Anche se le conclusioni cui giunge Alessia (vabbè, pardon, la dott.sa Ulisse) non sono categoriche, le argomentazioni a loro sostegno sono convincenti. Riassumendo molto, nella primitiva chiesa parrocchiale di Santa Maria degli Angeli, quella che fino al ‘700 sorgeva dove oggi c’è il Crocifisso, si conservavano due opere: un San Matteo (venduto nel 1749 e finito oggi a Copenaghen, riprodotto qui a lato) e il trittico del Redentore. Erano attribuiti entrambi a Perin del Vaga, ma il San Matteo, sulla base di confronti stilistici e di altre motivazioni troppo lunghe per essere riportate qui, sarebbe da attribuire piuttosto al migliore allievo di Perino: tale Girolamo Sciolante da Sermoneta. Ancor più stimolanti, a nostro avviso, sono le vicende del quadro che ci è rimasto. Sull’attribuzione alla bottega (quantomeno) di Perino non sembrano sussistere troppi dubbi. Ma che fine hanno fatto gli sportelli laterali che chiudevano il trittico e raffiguravano gli Evangelisti? Dopo accurate ricerche, Alessia è arrivata alla conclusione che il quadro registrato nei resoconti delle “visite pastorali” come una Madonna dipinta nel 1543 (quando sostituì una tavola precedente dell’ambiente di Antoniazzo Romano) è proprio quello che oggi conosciamo come il “Redentore” (riprodotto in fondo all'articolo). Gli sportelli furono alienati fra il 1761 e il 1780 per contribuire alla realizzazione della nuova chiesa dell’Assunta, ma il frate che fu incaricato di venderli scomparve con soldi e dipinti. Il Redentore, invece, non sarebbe altro che il vecchio quadro della Madonna sul quale, nel XVII secolo qualcuno pensò bene di operare una sorta di “miracolo” trasformando il volto della Vergine in quello di suo figlio. Se si guarda bene l’immagine del Redentore , infatti, si nota un particolare abbastanza stupefacente: il seno.

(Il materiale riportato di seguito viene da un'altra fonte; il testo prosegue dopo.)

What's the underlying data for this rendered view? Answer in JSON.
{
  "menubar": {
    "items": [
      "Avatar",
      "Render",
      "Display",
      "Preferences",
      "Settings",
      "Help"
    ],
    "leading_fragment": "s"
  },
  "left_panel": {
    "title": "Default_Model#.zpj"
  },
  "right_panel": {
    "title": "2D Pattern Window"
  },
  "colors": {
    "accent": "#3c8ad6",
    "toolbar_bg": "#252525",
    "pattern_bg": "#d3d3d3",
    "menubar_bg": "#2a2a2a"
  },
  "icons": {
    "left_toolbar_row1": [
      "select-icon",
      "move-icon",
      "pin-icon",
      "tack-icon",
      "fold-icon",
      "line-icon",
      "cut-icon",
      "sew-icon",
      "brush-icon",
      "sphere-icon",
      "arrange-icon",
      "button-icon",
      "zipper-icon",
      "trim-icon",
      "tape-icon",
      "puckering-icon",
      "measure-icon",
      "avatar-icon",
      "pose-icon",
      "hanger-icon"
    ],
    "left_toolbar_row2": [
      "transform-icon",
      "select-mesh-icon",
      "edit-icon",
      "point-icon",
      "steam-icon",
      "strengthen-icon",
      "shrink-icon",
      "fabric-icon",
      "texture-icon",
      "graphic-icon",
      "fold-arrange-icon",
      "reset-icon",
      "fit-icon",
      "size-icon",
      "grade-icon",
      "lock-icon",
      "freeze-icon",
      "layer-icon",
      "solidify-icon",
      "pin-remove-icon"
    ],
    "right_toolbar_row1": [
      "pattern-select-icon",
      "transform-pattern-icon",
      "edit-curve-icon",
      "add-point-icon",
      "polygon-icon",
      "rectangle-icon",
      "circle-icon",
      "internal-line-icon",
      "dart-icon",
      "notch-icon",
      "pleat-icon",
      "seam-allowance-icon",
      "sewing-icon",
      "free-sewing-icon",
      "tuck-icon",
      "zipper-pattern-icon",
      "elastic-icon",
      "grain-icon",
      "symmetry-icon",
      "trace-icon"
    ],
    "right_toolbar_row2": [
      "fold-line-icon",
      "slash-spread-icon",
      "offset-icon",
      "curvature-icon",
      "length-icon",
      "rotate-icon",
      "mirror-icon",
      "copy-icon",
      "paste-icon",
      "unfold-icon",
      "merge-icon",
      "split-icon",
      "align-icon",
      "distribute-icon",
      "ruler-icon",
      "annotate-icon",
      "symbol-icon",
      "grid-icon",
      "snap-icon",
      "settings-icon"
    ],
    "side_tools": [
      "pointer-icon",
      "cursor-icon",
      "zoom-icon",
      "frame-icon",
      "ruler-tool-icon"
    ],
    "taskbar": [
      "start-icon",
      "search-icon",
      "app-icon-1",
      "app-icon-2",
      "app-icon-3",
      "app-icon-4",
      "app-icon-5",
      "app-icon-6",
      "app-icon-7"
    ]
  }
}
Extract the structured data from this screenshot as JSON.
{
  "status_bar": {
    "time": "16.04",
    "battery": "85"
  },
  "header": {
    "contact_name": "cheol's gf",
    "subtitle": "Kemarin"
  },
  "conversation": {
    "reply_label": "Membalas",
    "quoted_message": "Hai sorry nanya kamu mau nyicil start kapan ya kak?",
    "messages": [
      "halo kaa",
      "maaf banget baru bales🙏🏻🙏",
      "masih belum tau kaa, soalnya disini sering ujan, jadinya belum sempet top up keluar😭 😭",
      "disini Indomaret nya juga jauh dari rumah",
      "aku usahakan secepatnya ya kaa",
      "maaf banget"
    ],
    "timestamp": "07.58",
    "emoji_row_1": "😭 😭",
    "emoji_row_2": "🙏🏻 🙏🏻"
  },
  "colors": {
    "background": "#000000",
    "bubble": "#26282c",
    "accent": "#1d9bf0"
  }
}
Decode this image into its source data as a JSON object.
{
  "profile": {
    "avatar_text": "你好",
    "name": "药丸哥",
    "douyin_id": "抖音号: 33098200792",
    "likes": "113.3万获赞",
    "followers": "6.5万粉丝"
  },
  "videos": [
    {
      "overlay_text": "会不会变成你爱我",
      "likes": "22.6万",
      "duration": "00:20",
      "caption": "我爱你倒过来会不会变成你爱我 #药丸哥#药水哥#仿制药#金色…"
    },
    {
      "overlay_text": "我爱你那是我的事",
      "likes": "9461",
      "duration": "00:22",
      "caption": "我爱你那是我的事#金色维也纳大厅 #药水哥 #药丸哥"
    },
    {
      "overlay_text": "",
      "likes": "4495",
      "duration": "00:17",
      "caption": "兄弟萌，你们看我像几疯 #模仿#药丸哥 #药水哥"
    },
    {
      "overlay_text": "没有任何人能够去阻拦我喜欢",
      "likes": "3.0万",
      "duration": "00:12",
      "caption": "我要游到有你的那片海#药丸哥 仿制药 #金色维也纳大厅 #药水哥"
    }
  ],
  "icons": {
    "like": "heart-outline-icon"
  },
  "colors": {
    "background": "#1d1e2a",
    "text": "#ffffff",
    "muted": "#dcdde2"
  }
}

Prima morale: mai fidarsi delle apparenze. Anche le abitudini consolidate (e alle quali siamo affezionati) possono essere messe in dubbio. L’importante è che la discussione cui esse si sottopongono sia seria e onesta, scevra da pregiudizi e basata su un’analisi solida. La seconda morale, o meglio, la seconda soddisfacente considerazione, è che Il Duomo di Rocca di Papa si conferma ancora una volta uno scrigno di opere importantissime, sia per la loro qualità artistica sia per le loro vicende complesse. Ogni volta che si studia una di queste opere ci si imbatte fatalmente in personaggi di assoluto rilievo, degni di essere a loro volta studiati, in quel gioco interminabile di connessioni e rimandi che fanno la felicità di ogni appassionato di cose locali. Un plauso, dunque, alla dottoressa Alessia Ulisse e alle professoresse Barbara Agosti e Maria Beltramini dell’Università di Tor Vergata (relatrice e correlatrice della tesi). Con questo lavoro un altro tassello della nostra storia trova finalmente la sua collocazione, rendendo meno sfocato e sempre più affascinante il suo grande mosaico.